As cartas diplomáticas trocadas entre soberanos respondem a regras protocolares estritas e raramente contêm algo mais que expressões ponderadas de “afeto” mútuo, de “alta consideração” e de votos em prol de “relações mais estreitas” entre os dois países. Com isso, a maior parte desses documentos traz pouca informação histórica além das frases previsíveis.
Os secretários dos monarcas europeus traziam-lhes todo dia dezenas de cartas, sempre cuidadosamente caligrafadas, para transmitir agradecimentos, votos de Natal, comunicar os nascimentos e mortes ocorridos nas famílias, responder às comunicações dos nascimentos e mortes ocorridos em outras famílias reais, etc..
Poucas vezes uma dessas missivas oficiais destaca-se entre a massa de mensagens insossas, e são necessárias circunstâncias excepcionais para que isso ocorra.
É o caso da carta reproduzida aqui, assinada pelo futuro D João VI, na época príncipe regente de Portugal, dirigida ao filho do rei da Inglaterra, o duque de York. O que torna a carta excepcional é sua data: 13 de março de 1808, cinco dias apenas após a chegada de D. João ao Rio de Janeiro, deixando para trás Portugal invadido pelos franceses. É impressionante que com tanto a ser feito para sua instalação pessoal, para a organização do governo e a distribuição de milhares de pessoas pelas residências do Rio de Janeiro, D. João tivesse tempo e empenho em responder a cartas de príncipes europeus, menos de uma semana após a sua chegada.
É possível que, nesse caso, tenha procurado responder em prioridade ao filho de seu aliado mais poderoso.
Como não podia deixar de ser, a carta evoca a retirada estratégica da família real para o Brasil (que os franceses naturalmente apresentavam como “fuga covarde”). A vinda para o Rio de Janeiro tivera o incontornável beneplácito da Inglaterra e navios de guerra ingleses acompanharam as naus portuguesas ao Brasil.
A carta exalta a partida como uma decisão digna e corajosa: “Os sentimentos de amizade e o laço verdadeiro que Vossa Alteza Real evoca em sua carta, que acabo de receber, tocaram meu coração, ainda que este não se surpreenda com sua expressão. Estou firmemente persuadido que Vossa Alteza Real (assim como Sua Majestade Britânica e Sua Alteza Real, o príncipe de Gales), aprovariam a resolução firme e enérgica que tomei para salvar a dignidade, independência e a honra de minha coroa, assim como os direitos da minha família real. Quando a Europa saberá com que boa fé tentei, com tanto sacrifício, poupar o sangue de meus povos, em pleno acordo com o nosso antigo e fiel aliado, Sua Majestade Britânica, será então reconhecida tanto a pureza de minha conduta quanto a perversidade de nossos inimigos. Em meio a tantos perigos, é bem doce ao meu coração ver reforçados os laços que unem há tantos séculos meus súditos ao de Sua Majestade Britânica e que, por tudo que acaba de ocorrer, tornam-se agora indestrutíveis”.
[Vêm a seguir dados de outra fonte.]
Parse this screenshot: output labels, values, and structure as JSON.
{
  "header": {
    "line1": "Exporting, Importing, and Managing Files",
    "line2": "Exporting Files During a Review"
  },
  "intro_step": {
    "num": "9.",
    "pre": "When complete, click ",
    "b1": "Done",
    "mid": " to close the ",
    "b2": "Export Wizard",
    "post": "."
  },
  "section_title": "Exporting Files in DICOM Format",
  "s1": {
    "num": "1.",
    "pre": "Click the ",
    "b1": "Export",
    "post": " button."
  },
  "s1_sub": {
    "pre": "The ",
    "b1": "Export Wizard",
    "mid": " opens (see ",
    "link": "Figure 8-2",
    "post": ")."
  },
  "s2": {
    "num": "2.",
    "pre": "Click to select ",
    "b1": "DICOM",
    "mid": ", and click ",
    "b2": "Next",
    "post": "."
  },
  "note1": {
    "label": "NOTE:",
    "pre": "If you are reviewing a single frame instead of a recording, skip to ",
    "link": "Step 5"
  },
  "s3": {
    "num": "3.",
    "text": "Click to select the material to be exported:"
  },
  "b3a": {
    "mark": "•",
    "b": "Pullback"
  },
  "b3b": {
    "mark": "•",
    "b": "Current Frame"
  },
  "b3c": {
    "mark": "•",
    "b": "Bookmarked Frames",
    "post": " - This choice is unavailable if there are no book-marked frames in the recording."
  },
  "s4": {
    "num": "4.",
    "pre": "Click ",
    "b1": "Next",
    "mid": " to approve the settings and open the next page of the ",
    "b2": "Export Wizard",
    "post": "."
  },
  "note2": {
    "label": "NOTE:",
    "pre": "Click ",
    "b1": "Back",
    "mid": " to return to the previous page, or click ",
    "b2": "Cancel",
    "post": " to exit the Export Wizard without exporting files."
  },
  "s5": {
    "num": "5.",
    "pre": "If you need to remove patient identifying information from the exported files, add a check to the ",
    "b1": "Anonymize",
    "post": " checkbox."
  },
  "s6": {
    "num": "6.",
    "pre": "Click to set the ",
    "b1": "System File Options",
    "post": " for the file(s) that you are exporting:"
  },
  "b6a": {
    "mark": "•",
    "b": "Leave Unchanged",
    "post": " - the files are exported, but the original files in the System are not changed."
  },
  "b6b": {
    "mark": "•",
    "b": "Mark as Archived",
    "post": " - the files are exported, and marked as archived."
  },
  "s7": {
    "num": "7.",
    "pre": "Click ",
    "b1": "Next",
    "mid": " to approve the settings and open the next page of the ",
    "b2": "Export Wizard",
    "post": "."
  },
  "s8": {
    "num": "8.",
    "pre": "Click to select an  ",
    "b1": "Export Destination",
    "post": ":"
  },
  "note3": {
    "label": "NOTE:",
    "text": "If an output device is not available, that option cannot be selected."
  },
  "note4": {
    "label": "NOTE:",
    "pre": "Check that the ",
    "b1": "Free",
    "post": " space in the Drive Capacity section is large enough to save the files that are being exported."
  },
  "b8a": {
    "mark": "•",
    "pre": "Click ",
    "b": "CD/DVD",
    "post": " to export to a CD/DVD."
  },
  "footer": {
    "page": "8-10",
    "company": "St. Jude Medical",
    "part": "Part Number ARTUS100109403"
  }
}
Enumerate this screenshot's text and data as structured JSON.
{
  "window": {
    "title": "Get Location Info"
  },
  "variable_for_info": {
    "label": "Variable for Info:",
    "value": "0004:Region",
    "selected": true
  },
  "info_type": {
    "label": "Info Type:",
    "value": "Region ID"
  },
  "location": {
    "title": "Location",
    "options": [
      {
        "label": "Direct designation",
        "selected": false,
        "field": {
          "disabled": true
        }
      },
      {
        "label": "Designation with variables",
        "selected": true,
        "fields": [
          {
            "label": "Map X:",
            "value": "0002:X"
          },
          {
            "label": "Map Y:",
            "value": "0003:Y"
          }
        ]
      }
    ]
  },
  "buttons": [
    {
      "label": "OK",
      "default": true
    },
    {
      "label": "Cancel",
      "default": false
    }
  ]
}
Poucas cartas protocolares mencionam tão claramente eventos fundamentais como esta, que apresenta como heroico o apressado traslado de toda a corte portuguesa ao Brasil.
A carta é também particularmente notável por trazer uma forma rara da assinatura de D. João: batizado como D. João Carlos, o príncipe regente assina “Jean”, com um entrelaçado à inicial J.
Esta carta, desconhecida pelos historiadores, ressurgiu no final do ano passado, num leilão nos Estados Unidos, quando foi adquirida por seu atual detentor.